Who was it who stated that if you can't understand infinity, just consider human stupidity? I too possess all my fingers and toes. And have used tools since childhood. I respect tools. I take good care of them and use them safely. The ultimate safety device is the human brain (when used properly).

Reply to
Lee Michaels

Rick,

Being that you're Hawaii, You have a bit of a unique circumstance. The shipping cost is going to be much higher than what anyone in the contiguous

48 has to pay. It may be that a good "value" is completely determined by shipping cost.

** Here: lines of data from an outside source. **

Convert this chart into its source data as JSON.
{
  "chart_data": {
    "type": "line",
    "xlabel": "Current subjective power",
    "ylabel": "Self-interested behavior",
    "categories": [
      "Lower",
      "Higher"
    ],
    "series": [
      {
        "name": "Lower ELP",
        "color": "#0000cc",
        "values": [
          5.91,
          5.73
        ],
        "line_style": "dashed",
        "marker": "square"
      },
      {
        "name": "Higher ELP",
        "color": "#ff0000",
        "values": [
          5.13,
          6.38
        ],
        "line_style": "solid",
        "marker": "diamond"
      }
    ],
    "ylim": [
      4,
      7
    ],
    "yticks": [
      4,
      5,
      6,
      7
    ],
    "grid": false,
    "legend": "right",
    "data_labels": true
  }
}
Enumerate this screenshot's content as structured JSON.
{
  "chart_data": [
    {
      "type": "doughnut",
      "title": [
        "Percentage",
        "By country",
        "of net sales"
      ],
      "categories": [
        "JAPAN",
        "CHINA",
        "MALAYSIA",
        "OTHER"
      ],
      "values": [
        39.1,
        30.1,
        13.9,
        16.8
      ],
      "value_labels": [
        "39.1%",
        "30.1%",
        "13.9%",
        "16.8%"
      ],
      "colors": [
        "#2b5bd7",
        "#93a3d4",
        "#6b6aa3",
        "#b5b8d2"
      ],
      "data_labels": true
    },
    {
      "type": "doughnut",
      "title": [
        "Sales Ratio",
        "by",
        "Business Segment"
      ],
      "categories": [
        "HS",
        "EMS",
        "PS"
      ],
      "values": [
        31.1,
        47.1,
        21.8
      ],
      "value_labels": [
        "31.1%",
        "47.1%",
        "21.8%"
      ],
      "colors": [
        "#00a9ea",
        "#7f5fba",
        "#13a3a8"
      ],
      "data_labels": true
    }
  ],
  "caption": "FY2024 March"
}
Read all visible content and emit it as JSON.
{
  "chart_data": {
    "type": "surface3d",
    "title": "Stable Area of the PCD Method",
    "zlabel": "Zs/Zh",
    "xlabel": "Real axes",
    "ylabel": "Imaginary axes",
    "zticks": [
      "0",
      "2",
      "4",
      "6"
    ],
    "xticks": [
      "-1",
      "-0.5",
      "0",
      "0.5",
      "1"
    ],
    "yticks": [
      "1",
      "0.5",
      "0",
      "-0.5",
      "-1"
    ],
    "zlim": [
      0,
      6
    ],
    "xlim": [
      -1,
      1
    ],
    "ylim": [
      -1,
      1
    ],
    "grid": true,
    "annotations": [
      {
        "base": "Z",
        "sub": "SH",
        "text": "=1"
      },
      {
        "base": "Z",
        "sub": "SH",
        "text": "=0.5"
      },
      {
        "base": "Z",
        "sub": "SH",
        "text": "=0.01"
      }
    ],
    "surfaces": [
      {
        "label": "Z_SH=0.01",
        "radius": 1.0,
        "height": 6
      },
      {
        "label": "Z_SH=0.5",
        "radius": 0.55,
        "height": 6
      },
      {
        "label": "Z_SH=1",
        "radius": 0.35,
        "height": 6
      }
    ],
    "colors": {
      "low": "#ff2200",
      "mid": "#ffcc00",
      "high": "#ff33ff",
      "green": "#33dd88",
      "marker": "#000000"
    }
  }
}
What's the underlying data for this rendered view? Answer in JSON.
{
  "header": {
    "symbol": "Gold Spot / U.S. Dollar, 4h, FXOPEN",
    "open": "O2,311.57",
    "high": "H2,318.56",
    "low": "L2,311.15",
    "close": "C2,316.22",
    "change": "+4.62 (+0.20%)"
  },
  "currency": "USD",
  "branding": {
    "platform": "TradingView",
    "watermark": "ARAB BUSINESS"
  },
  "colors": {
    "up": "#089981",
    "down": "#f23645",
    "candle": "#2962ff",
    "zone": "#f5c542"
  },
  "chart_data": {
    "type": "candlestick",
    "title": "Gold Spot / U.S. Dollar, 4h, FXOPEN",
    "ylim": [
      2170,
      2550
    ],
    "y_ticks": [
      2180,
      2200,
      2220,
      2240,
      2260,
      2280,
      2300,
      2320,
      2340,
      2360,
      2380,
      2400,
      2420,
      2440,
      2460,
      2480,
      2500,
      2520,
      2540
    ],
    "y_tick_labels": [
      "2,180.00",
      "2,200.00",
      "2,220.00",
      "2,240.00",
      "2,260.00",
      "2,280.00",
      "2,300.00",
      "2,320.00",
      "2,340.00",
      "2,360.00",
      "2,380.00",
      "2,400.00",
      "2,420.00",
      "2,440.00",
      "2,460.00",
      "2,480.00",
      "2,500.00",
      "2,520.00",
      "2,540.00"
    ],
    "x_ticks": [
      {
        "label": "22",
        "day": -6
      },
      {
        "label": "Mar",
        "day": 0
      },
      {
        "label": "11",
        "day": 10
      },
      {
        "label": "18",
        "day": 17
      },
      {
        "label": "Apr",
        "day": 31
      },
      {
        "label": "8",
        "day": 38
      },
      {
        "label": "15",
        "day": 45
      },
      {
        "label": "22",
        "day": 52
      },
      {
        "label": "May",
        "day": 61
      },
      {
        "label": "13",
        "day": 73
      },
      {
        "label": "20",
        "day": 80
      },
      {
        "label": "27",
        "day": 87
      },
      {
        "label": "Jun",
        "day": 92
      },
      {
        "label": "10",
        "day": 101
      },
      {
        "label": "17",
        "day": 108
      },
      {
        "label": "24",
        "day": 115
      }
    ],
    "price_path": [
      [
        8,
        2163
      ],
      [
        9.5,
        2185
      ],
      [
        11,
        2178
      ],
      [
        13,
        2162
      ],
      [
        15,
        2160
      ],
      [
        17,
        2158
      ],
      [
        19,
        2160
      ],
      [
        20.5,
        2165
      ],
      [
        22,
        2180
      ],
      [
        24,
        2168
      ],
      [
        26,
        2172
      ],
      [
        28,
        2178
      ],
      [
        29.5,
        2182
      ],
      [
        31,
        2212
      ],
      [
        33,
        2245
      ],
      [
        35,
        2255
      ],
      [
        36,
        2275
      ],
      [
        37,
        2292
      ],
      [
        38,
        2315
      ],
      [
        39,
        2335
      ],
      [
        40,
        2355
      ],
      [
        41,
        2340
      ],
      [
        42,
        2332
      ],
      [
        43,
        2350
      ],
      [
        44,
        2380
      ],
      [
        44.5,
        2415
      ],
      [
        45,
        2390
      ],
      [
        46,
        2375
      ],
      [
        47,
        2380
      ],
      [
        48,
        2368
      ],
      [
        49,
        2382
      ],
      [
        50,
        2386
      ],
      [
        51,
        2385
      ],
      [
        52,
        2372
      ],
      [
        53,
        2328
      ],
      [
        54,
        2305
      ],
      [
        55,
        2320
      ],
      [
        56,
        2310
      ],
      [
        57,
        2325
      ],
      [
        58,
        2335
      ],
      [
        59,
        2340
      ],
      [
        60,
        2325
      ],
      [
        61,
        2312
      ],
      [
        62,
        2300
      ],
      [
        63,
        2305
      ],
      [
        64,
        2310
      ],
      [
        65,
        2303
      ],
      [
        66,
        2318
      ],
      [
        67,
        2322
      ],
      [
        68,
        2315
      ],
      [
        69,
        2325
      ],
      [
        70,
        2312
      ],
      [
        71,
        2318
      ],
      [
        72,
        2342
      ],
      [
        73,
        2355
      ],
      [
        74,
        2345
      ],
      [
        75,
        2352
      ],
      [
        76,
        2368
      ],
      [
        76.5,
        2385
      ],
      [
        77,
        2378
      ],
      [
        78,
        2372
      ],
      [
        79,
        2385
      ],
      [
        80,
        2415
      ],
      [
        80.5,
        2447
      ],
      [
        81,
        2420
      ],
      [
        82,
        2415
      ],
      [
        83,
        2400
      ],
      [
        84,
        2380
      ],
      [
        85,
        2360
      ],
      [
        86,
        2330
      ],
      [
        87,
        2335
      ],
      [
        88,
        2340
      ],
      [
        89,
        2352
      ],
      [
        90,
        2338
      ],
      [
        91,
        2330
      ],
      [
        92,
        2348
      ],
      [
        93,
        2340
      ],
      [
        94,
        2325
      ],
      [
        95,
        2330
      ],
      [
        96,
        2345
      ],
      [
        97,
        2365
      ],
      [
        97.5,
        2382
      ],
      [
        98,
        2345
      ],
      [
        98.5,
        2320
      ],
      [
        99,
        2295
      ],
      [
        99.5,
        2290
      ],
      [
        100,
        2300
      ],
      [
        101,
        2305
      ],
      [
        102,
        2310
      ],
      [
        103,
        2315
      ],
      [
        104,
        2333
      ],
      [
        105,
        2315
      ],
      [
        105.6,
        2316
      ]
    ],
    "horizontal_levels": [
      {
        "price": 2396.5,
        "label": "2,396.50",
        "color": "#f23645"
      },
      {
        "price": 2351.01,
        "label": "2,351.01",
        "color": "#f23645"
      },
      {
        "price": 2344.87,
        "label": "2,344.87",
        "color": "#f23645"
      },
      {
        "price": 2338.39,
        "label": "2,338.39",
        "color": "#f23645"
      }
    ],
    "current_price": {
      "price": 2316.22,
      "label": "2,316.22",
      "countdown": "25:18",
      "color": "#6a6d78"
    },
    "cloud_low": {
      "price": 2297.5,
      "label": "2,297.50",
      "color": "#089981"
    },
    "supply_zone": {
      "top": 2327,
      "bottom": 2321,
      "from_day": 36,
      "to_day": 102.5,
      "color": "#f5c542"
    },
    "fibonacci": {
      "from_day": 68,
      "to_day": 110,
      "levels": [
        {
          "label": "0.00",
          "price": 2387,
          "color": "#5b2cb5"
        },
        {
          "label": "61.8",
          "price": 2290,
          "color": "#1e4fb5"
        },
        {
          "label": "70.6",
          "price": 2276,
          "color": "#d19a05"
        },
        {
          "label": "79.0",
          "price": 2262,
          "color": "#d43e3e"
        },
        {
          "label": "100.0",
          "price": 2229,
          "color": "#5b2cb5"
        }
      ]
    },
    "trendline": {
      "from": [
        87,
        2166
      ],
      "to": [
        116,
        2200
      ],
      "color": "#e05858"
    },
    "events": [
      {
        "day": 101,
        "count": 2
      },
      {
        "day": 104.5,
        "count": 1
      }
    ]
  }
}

What has not been said, but perhaps implied by other posters is that Contractor to Cabinet saw is a really big leap. The differences between cabinet saws is pretty subtle. I won't argue that a Grizz is better then a General. It's pretty much a religious argument.

You will be hard pressed, however, to find someone who says "Damn, I should not have bought that POS Unisaw (or insert whatever cabinet saw here), I really should have paid the extra 59 cents for a Powermatic model 66(or whatever).

My point is that choosing to buy a cabinet saw is the important part , from there, you should seriously consider the feng shui implications of saw placement.

Cheers,

Setve

Reply to
Stephen M

Oh Rick - you've just lit a long fuse that burned forever here a while back. Don't be surprised to see this thread take on a life now.